A Western blot validating CRISPR-Cas9-generated isogenic knockout cell lines. B Proliferation of NIH3T3 parental and knockout cell lines generated in (A) (n = 3 technical replicates). C Western blot validating HRASG12V-overexpression in NIH3T3 parental and P2/AP1/AP2 KO cell lines. Phospho-MAPK (Erk1/2) (T202/Y204) used as a marker for activation of signaling pathways upon HRASG12V overexpression. D Representative images from soft agar colony formation assay performed in NIH3T3 parental and P2/AP1/AP2 KO cells expressing HRASG12V. Scale bar, 500 μm. E Quantification of colonies from (D) (n = 3 experimental replicates).
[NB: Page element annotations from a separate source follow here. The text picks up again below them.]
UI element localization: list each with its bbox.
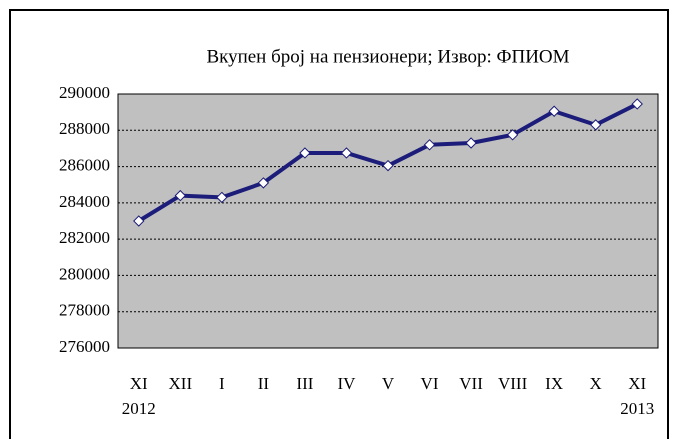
x-tick-label: VII [459, 374, 483, 393]
y-tick-label: 290000 [59, 83, 110, 102]
y-tick-label: 284000 [59, 192, 110, 211]
point-marker [133, 215, 145, 227]
point-marker [257, 177, 270, 189]
x-year-label: 2013 [620, 399, 654, 418]
point-marker [382, 159, 394, 172]
y-tick-label: 278000 [59, 301, 110, 320]
x-tick-label: IV [337, 374, 356, 393]
point-marker [340, 147, 353, 159]
y-tick-label: 286000 [59, 155, 110, 174]
x-tick-label: III [296, 374, 313, 393]
point-marker [423, 139, 436, 151]
plot-area [118, 94, 658, 348]
x-tick-label: XII [169, 374, 193, 393]
x-tick-label: V [382, 374, 395, 393]
point-marker [548, 105, 560, 117]
y-tick-label: 276000 [59, 337, 110, 356]
y-tick-label: 288000 [59, 119, 110, 138]
point-marker [631, 98, 643, 110]
y-tick-label: 282000 [59, 228, 110, 247]
point-marker [174, 189, 187, 202]
point-marker [216, 191, 228, 204]
chart-title: Вкупен број на пензионери; Извор: ФПИОМ [206, 46, 569, 67]
x-tick-label: IX [545, 374, 563, 393]
x-year-label: 2012 [122, 399, 156, 418]
point-marker [589, 119, 602, 131]
x-tick-label: XI [130, 374, 148, 393]
x-tick-label: I [219, 374, 225, 393]
point-marker [506, 129, 519, 141]
point-marker [299, 147, 311, 159]
x-tick-label: VI [421, 374, 439, 393]
y-tick-label: 280000 [59, 264, 110, 283]
point-marker [465, 137, 477, 149]
x-tick-label: XI [628, 374, 646, 393]
plot-border [117, 93, 659, 349]
x-tick-label: II [258, 374, 270, 393]
x-tick-label: VIII [498, 374, 528, 393]
x-tick-label: X [590, 374, 602, 393]
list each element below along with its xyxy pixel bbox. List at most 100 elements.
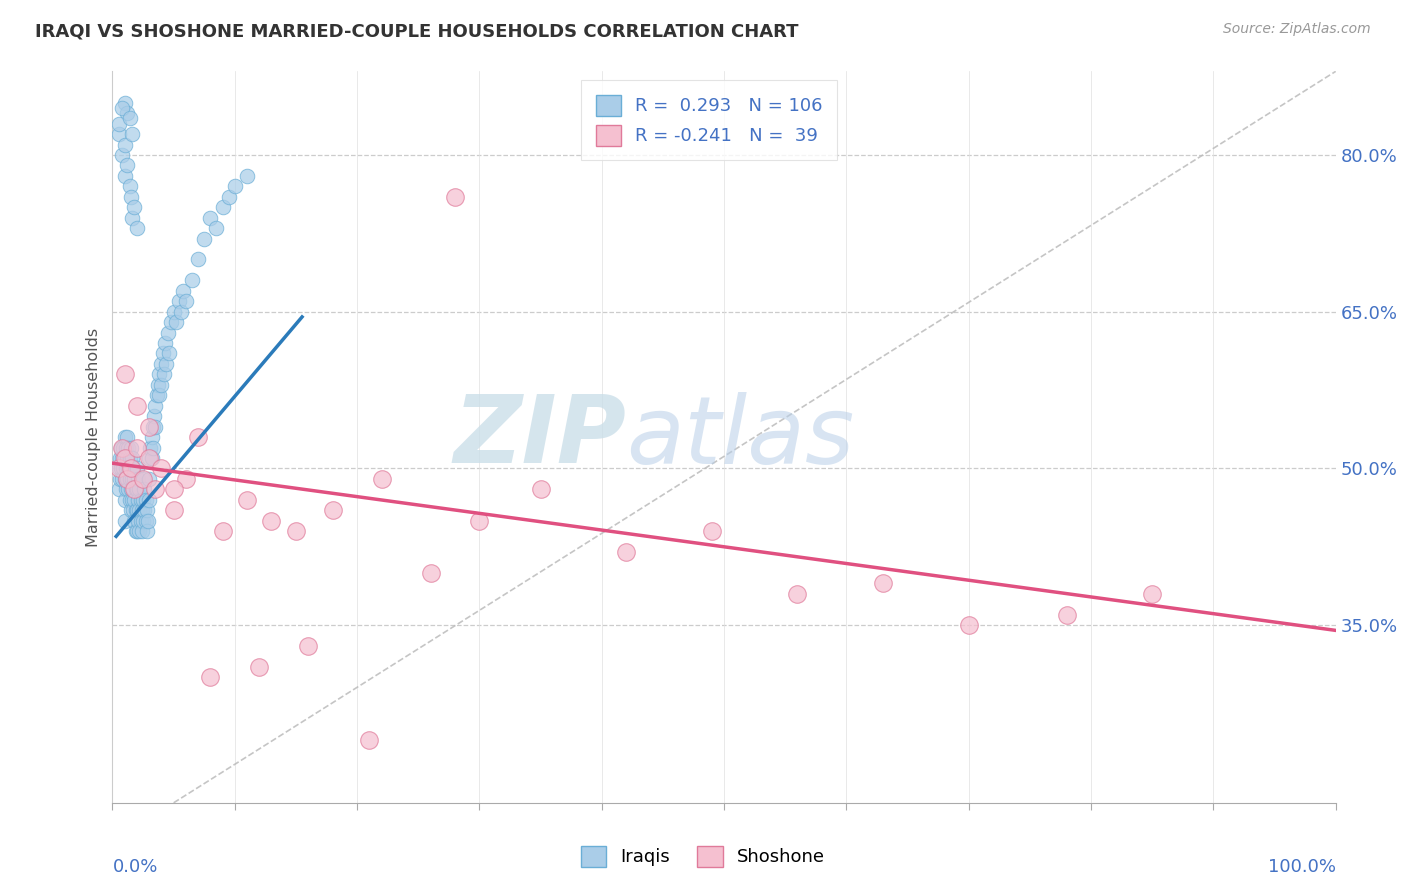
Point [141, 430, 163, 444]
Point [174, 472, 197, 486]
Point [143, 409, 166, 424]
Point [115, 472, 138, 486]
Point [114, 450, 136, 465]
Point [200, 670, 222, 684]
Point [112, 461, 135, 475]
Point [1142, 587, 1164, 601]
Point [200, 211, 222, 225]
Text: Source: ZipAtlas.com: Source: ZipAtlas.com [1223, 22, 1371, 37]
Point [614, 545, 637, 559]
Point [107, 461, 129, 475]
Point [143, 483, 166, 497]
Point [218, 190, 240, 204]
Point [236, 169, 259, 183]
Point [142, 441, 165, 455]
Point [205, 221, 228, 235]
Legend: Iraqis, Shoshone: Iraqis, Shoshone [574, 838, 832, 874]
Point [134, 492, 156, 507]
Point [111, 450, 134, 465]
Text: 100.0%: 100.0% [1268, 858, 1336, 876]
Point [359, 733, 381, 747]
Point [112, 441, 135, 455]
Point [124, 483, 146, 497]
Point [150, 357, 173, 371]
Point [124, 514, 146, 528]
Legend: R =  0.293   N = 106, R = -0.241   N =  39: R = 0.293 N = 106, R = -0.241 N = 39 [581, 80, 838, 160]
Point [120, 461, 142, 475]
Point [167, 294, 190, 309]
Point [127, 492, 149, 507]
Point [444, 190, 467, 204]
Point [419, 566, 441, 580]
Point [134, 514, 156, 528]
Point [107, 461, 129, 475]
Point [786, 587, 808, 601]
Point [121, 127, 143, 141]
Point [114, 514, 136, 528]
Point [139, 441, 162, 455]
Point [111, 101, 134, 115]
Point [153, 336, 176, 351]
Point [108, 450, 131, 465]
Point [153, 368, 176, 382]
Point [118, 179, 141, 194]
Point [165, 315, 187, 329]
Point [370, 472, 392, 486]
Point [115, 472, 138, 486]
Point [114, 492, 136, 507]
Point [110, 441, 132, 455]
Point [187, 252, 209, 267]
Point [145, 388, 167, 402]
Point [138, 450, 160, 465]
Point [468, 514, 491, 528]
Point [152, 346, 174, 360]
Point [117, 483, 139, 497]
Point [120, 483, 142, 497]
Point [120, 190, 142, 204]
Point [132, 472, 155, 486]
Point [124, 200, 146, 214]
Point [115, 430, 138, 444]
Point [128, 483, 150, 497]
Point [127, 514, 149, 528]
Text: ZIP: ZIP [453, 391, 626, 483]
Y-axis label: Married-couple Households: Married-couple Households [86, 327, 101, 547]
Point [156, 326, 179, 340]
Point [155, 357, 177, 371]
Point [135, 524, 157, 538]
Point [108, 472, 131, 486]
Point [114, 450, 136, 465]
Point [138, 492, 160, 507]
Point [125, 524, 148, 538]
Point [131, 524, 153, 538]
Point [148, 388, 170, 402]
Point [957, 618, 980, 632]
Point [117, 461, 139, 475]
Point [132, 492, 155, 507]
Point [872, 576, 894, 591]
Point [118, 112, 141, 126]
Point [114, 472, 136, 486]
Point [529, 483, 551, 497]
Point [115, 461, 138, 475]
Point [163, 483, 186, 497]
Point [125, 503, 148, 517]
Point [118, 450, 141, 465]
Point [247, 660, 270, 674]
Point [170, 304, 193, 318]
Point [118, 472, 141, 486]
Point [132, 472, 155, 486]
Point [163, 503, 186, 517]
Point [120, 461, 142, 475]
Point [115, 441, 138, 455]
Point [138, 419, 160, 434]
Point [115, 106, 138, 120]
Point [117, 441, 139, 455]
Point [107, 483, 129, 497]
Point [141, 450, 163, 465]
Point [125, 399, 148, 413]
Point [700, 524, 723, 538]
Point [134, 503, 156, 517]
Point [118, 492, 141, 507]
Text: atlas: atlas [626, 392, 855, 483]
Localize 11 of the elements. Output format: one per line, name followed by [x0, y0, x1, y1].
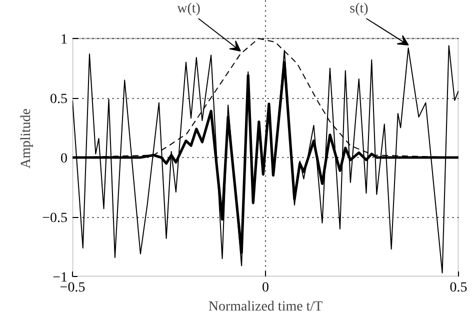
- x-axis-title: Normalized time t/T: [208, 300, 324, 314]
- y-tick-label: −1: [52, 270, 68, 286]
- y-tick-label: 0.5: [50, 92, 68, 107]
- x-tick-label: 0.5: [450, 280, 468, 296]
- y-axis-title: Amplitude: [19, 108, 34, 168]
- annotation: w(t): [177, 2, 201, 16]
- x-tick-label: 0: [262, 280, 269, 296]
- y-tick-label: 0: [60, 152, 68, 166]
- annotation: s(t): [350, 2, 369, 16]
- y-tick-label: −0.5: [42, 211, 68, 226]
- y-tick-label: 1: [60, 32, 68, 48]
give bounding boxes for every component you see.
F Oxygen consumption rate (OCR) measured by Seahorse ATP Rate Assay in NIH3T3 parental and P2/AP1/AP2 KO cell lines (n = 8 technical replicates). G OCR measured by Seahorse mitochondrial stress tests in NIH3T3 parental and NDI1-expressing P2/AP1/AP2 KO cell lines (n = 7 technical replicates). H Proliferation of nucleoside supplemented and NDI1 expressing NIH3T3 P2/AP1/AP2 cell lines (n = 3 technical replicates). I13C6-glucose metabolic labeling performed in NIH3T3 parental and P2/AP1/AP2 KO cell lines for 30 min and 5 h. Unlabeled, 13C-labeled (30 min), and 13C-labeled (5 h) samples are represented in brown, green, and blue colors, respectively. 13C-enrichments quantified from 1H-NMR spectra (n = 3 experimental replicates). J Western blot analysis of SEC fractions collected from NIH3T3 P2/AP1/AP2 KO native whole-cell lysates. Cell lysates were fractionated on a Superose 6 Increase 3.2/300 column. In the pictogram below SEC immunoblots, the double circle with dotted inner circle denotes multiple copies of PRPS1 forming homo-oligomers. Data are represented as mean ± SD for (B, E–H) and mean ± SEM for (I). Statistical comparisons made using one way ANOVA followed by Tukey’s HSD post hoc test (E, I). Source data are provided as a Source Data file.